Forget about trying to tell jokes!  Humor doesn’t have to be that hard.

Here is the basic secret of humor—And I quote World Champion Toastmaster Darrin LaCroix: “ People laugh when their minds are successfully tricked.”

As a speaker you are taking your audience on a train ride,  leading them where they expect to go and then you derail them.

You’ve all heard the classic: “Take my wife…Please!”  Why is it funny?  What do you expect to come after “Take my wife?”  (“for example”)—Your mind jumps ahead to what it expects during the set up.  Then, the punchline “Please” is different than what you expected.

The classic “Set up” and “punchline” format sets up an expectation and the punchline changes the expectation.

It helps to have a little pause before the punchline to allow the audience to “fill-in” an expectation.

Another Example from Abraham Lincoln:  “If I were 2-faced. . .would I be wearing this one?”

Humor doesn’t have to be that hard, but that is not to say that you don’t have to work at it!

I realized that I needed to work on adding more humor to my presentations, so about 7 years ago, I took a stand up comedy class.  Perhaps the most important thing I learned is that doing stand up comedy is definitely different than giving a speech—you have to get to the “funny” faster.

Click on the picture below to see the 4 minute routine (from 2006 when I was skinnier and didn’t realize how awful a patterned dress looks on video!).  A written version of the stand up (not exactly the same as the video), is also below the video.

Hi, I’m Diane. I’m a mini-van driving, Blackberry-toting, soccer mom from the suburbs. 
My little world is perfectly organized. . . except now. . .I have teenagers.

If you have teens, you all know the Dr. Jekyl and Mr.
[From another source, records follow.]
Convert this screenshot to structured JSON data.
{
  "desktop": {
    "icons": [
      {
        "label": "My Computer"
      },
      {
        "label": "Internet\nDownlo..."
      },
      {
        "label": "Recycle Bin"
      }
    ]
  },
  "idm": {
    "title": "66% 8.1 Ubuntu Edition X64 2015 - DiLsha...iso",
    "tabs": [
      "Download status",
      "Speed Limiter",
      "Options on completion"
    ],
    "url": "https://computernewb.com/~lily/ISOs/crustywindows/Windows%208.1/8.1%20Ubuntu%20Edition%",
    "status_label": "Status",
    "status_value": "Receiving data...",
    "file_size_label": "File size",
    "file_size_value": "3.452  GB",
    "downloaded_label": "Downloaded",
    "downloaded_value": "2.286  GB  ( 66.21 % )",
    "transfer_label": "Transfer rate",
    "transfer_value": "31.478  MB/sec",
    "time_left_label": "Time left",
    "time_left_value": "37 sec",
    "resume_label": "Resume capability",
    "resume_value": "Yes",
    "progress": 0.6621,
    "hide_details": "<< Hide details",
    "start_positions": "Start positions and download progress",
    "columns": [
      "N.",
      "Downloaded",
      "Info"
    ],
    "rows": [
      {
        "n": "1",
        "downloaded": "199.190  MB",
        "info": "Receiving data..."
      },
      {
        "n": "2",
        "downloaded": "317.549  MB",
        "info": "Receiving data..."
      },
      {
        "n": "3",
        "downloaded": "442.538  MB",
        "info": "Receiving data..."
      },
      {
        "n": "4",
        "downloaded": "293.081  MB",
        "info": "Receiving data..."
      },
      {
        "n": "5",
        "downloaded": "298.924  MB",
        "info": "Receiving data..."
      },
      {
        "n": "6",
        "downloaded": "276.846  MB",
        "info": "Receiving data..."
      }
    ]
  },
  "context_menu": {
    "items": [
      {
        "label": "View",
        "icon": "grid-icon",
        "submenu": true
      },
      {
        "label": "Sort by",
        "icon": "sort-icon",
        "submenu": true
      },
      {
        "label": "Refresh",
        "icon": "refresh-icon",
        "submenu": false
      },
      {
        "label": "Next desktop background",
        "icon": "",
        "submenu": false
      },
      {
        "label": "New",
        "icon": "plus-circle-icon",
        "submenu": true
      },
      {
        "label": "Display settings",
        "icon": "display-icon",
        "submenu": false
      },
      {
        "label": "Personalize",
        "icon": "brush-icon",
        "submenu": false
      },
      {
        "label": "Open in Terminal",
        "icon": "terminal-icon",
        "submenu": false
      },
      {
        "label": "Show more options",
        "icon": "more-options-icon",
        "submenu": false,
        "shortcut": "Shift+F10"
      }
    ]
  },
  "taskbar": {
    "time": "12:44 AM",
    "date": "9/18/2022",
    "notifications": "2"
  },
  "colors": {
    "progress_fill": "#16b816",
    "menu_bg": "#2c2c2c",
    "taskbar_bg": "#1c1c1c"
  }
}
Hyde Syndrome:  So mature one moment, so childish the next.  So detached, yet so clingy.  So cool and serene, yet underneath, seething with rage—Well, enough about me.
And now, I have a teenage driver.  It’s caused me to developed a nervous tick—(gasp, startle, brake  gesture).  Hee, Hee, Hee, Hoo, Hoo, Hoo—They should have told me when I took Lamaze that I could still use the techniques 17 years after the baby.

So, just a few days ago, as my son and I were driving down our street– every little kid within a 20 mile radius appears out of nowhere—“Stop! Hee, Hee You’re going too fast!”. . . (Which is good advice for any man).  “Mother, we’re only going 16 miles per hour.”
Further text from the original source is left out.